2249kata 2026-01-29 22:56:08

Ning Weidong mengayuh sepeda meninggalkan Gang Anping, pikirannya masih memutar ulang detail pertemuan barusan dengan Wang Jingsheng dan An Ning. Kehadiran An Ning ternyata di luar dugaan, dan dari sikap Wang Jingsheng terhadap An Ning, jelas yang memutuskan adalah An Ning.

Meski begitu, secara keseluruhan pertemuan itu masih tergolong lancar. Soal kelanjutan, apakah bisa menemukan tempat Qi Jia menyembunyikan barang-barang itu, memang bergantung pada nasib.

Sambil mengayuh sepeda, Ning Weidong berpikir, baru keluar dari Gang Anping dan berniat belok ke selatan menuju pintu barat gang istana.

Di depan, ia melihat seseorang berjalan pincang.

Di saat seperti ini, nyaris tak ada kehidupan malam, meski baru jam delapan lebih, jalanan sepi. Orang itu mendengar suara sepeda di belakang, langkah yang sudah pincang itu terhenti, lalu waspada menoleh.

Awalnya Ning Weidong tidak terlalu memperhatikan orang itu, namun saat dia menoleh, Ning Weidong langsung merasa familiar. Meski musim dingin, ia mengenakan mantel besar dan syal tebal, hanya menyisakan sepasang mata, tapi justru mata itu membuat Ning Weidong mengenali orang tersebut dalam sekejap.

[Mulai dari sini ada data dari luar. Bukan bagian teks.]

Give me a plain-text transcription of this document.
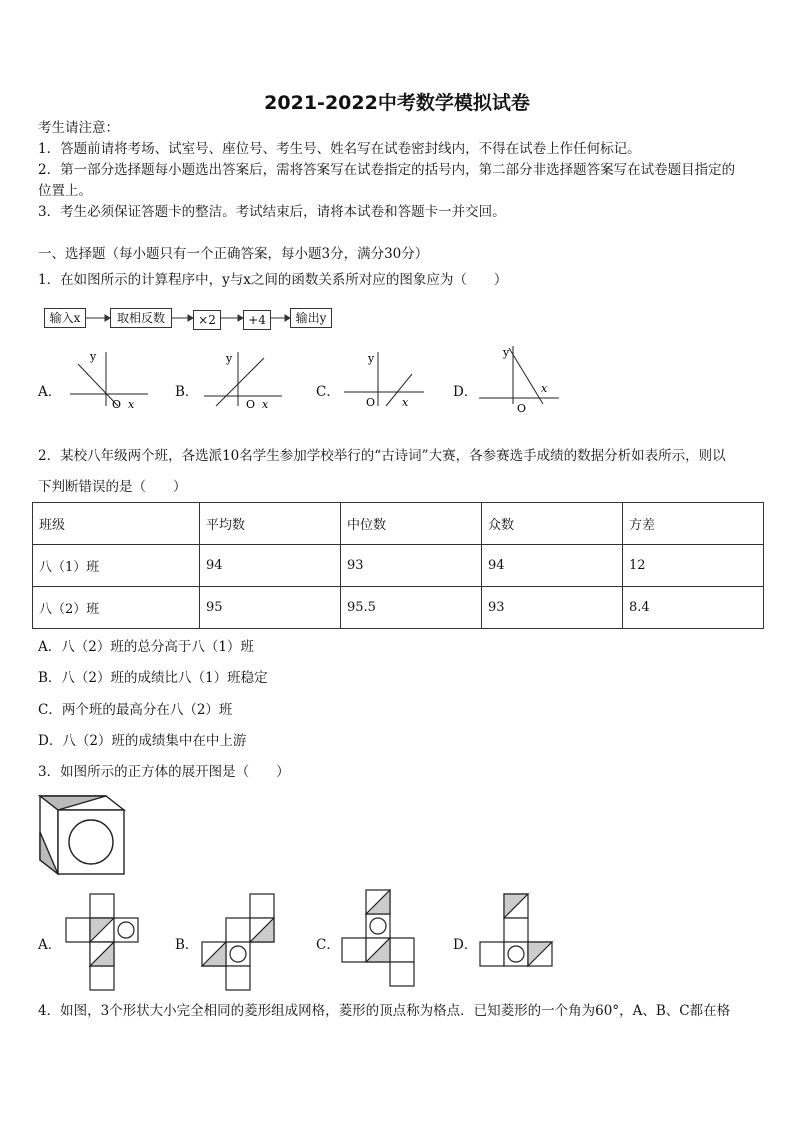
2021-2022中考数学模拟试卷
考生请注意：
1．答题前请将考场、试室号、座位号、考生号、姓名写在试卷密封线内，不得在试卷上作任何标记。
2．第一部分选择题每小题选出答案后，需将答案写在试卷指定的括号内，第二部分非选择题答案写在试卷题目指定的
位置上。
3．考生必须保证答题卡的整洁。考试结束后，请将本试卷和答题卡一并交回。
一、选择题（每小题只有一个正确答案，每小题3分，满分30分）
1．在如图所示的计算程序中，y与x之间的函数关系所对应的图象应为（　　）
输入x	取相反数	×2	+4	输出y
A．
y
O x
B．
y
O x
C．
y
O x
D．
y
O
x
2．某校八年级两个班，各选派10名学生参加学校举行的“古诗词”大赛，各参赛选手成绩的数据分析如表所示，则以
下判断错误的是（　　）
班级	平均数	中位数	众数	方差
八（1）班	94	93	94	12
八（2）班	95	95.5	93	8.4
A．八（2）班的总分高于八（1）班
B．八（2）班的成绩比八（1）班稳定
C．两个班的最高分在八（2）班
D．八（2）班的成绩集中在中上游
3．如图所示的正方体的展开图是（　　）
A．	B．	C．	D．
4．如图，3个形状大小完全相同的菱形组成网格，菱形的顶点称为格点．已知菱形的一个角为60°，A、B、C都在格
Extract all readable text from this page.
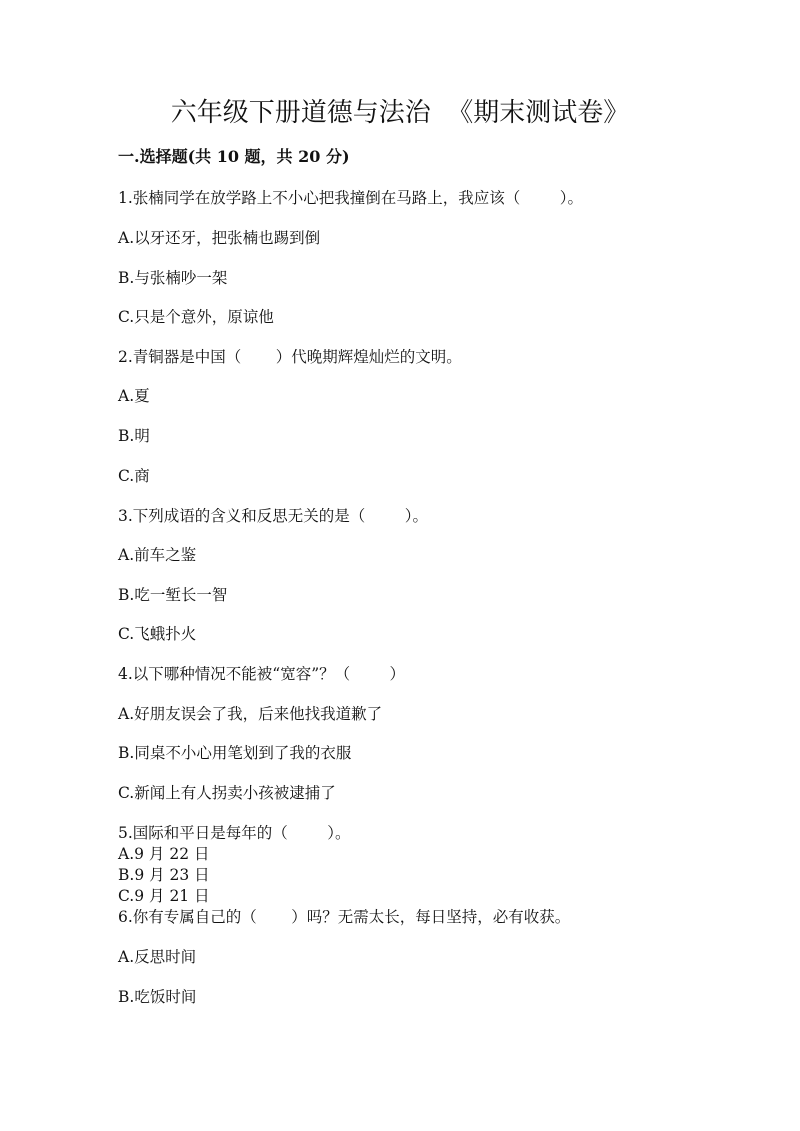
六年级下册道德与法治  《期末测试卷》
一.选择题(共 10 题，共 20 分)
1.张楠同学在放学路上不小心把我撞倒在马路上，我应该（        ）。
A.以牙还牙，把张楠也踢到倒
B.与张楠吵一架
C.只是个意外，原谅他
2.青铜器是中国（       ）代晚期辉煌灿烂的文明。
A.夏
B.明
C.商
3.下列成语的含义和反思无关的是（        ）。
A.前车之鉴
B.吃一堑长一智
C.飞蛾扑火
4.以下哪种情况不能被“宽容”？（        ）
A.好朋友误会了我，后来他找我道歉了
B.同桌不小心用笔划到了我的衣服
C.新闻上有人拐卖小孩被逮捕了
5.国际和平日是每年的（        ）。
A.9 月 22 日
B.9 月 23 日
C.9 月 21 日
6.你有专属自己的（       ）吗？无需太长，每日坚持，必有收获。
A.反思时间
B.吃饭时间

Ia menekan rem, terdengar suara berdecit, sepeda melambat dan berhenti di dekat orang itu. Ning Weidong heran, “Kakak Shi? Kenapa ini?”

Ternyata orang yang berjalan pincang sendirian di gelap malam adalah Shi Xiaonan.

Mata seorang aktor opera Beijing memang berbeda dengan orang biasa, bahkan di luar panggung pun tetap khas. Meski tertutup syal, Ning Weidong mengenali tanpa ragu.

Biasanya, setelah pertunjukan, Wang Kai yang selalu menjemput Shi Xiaonan dengan sepeda.

“Weidong!” Shi Xiaonan mengenali Ning Weidong, hatinya yang semula tegang sedikit tenang, setidaknya bukan orang jahat.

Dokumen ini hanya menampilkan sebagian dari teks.